Here are three ways technology manufactures and state regulators can work together to further the development and adoption of innovative drinking water solutions.
Ask And Answer The Right Questions
One of the barriers to state regulatory support of new technologies is a lack of communication between the provider and regulatory sides.
Technology providers often don’t fully understand what regulators are looking for before they ask them to support new innovations, says Taft. One way to make that easier is for regulators to develop a list of questions manufacturers should be ready to answer about their new technologies and provide that to the public.
“We need to make sure manufacturers have a good understanding of what the questions are going to be in a particular state before they propose something,” explains Taft.
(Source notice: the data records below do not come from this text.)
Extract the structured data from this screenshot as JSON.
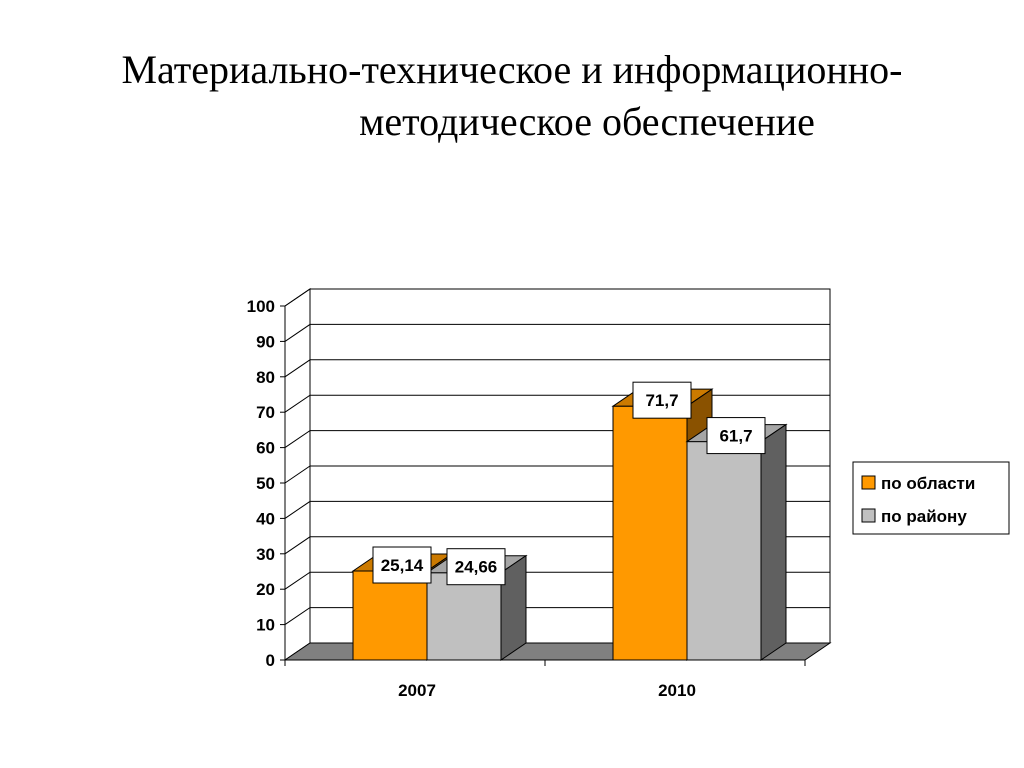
{
  "title": {
    "line1": "Материально-техническое и информационно-",
    "line2": "методическое обеспечение"
  },
  "chart_data": {
    "type": "bar",
    "categories": [
      "2007",
      "2010"
    ],
    "series": [
      {
        "name": "по области",
        "values": [
          25.14,
          71.7
        ],
        "labels": [
          "25,14",
          "71,7"
        ],
        "color": "#FF9900",
        "top_color": "#CC7A00",
        "side_color": "#8A5200"
      },
      {
        "name": "по району",
        "values": [
          24.66,
          61.7
        ],
        "labels": [
          "24,66",
          "61,7"
        ],
        "color": "#C0C0C0",
        "top_color": "#A6A6A6",
        "side_color": "#606060"
      }
    ],
    "title": "",
    "xlabel": "",
    "ylabel": "",
    "ylim": [
      0,
      100
    ],
    "y_ticks": [
      0,
      10,
      20,
      30,
      40,
      50,
      60,
      70,
      80,
      90,
      100
    ],
    "grid": true,
    "style": "3d-clustered-column",
    "legend": "right"
  }
}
The roundtable discussed some of the criteria state regulators are looking for when considering new technologies. According to the roundtable summary document, a new technology must offer improved environmental outcomes, incidental benefits, environmental justice benefits, or lower costs. They must “be a proven fit for the climate, conditions, operation, and maintenance for which they are intended, be presented with compelling results, and include terms in which the risk of adoption will be offset by a reliable and realistic fallback option if they don't.”
Regulators will be less likely to consider new technologies that have crashed before, require highly trained staff, meet community resistance, put a strain on an already burdened system, do not include a fallback plan, result in states getting “stuck” with the problem due to failure, are not permitted by state regulations, or those that require site-specific data where such data has not been developed or provided.
State-To-State Collaboration
Another barrier to innovation is the difficultly of transferring technology approvals from state to state.
“A manufacturer will have his technology approved in one state, but in a neighboring state they will have to go through the whole process again,” explains Taft. “The first state needs to take the technology through a more rigorous application process that could speed the path for the technology to be approved in a neighboring state.”
That goal is challenging, and will not happen overnight, says Taft. But improving communication between states is a step in the right direction. The ASDWA is considering creating websites where regulators can see recently approved technologies demonstrated in each state.
The EPA’s Water Technology Innovation Cluster program is another way that states can share information about new technologies. So far 12 regional groupings of businesses, government, research institutions, and other organizations focused on the future of water have been identified across the U.S. These clusters are working together to get new technologies off the ground across the country.
“The ASDWA is continuing to support the EPA cluster program and working to further it,” says Taft. “That really offers some promise and I think that there is a momentum around that we can build upon and take lessons learned from.”
Third-Party Certification
A lack of coordination in permitting between states also limits innovation. To combat this, ASDWA and other key policy makers are promoting third-party environmental and technical verification of emerging technologies.
“I think third-party certification needs to be a key consideration,” says Taft. “There needs to more groups that can examine a technology and put it through rigorous testing, and hold it to a high standard. That information then becomes very valuable to state regulators across the country.”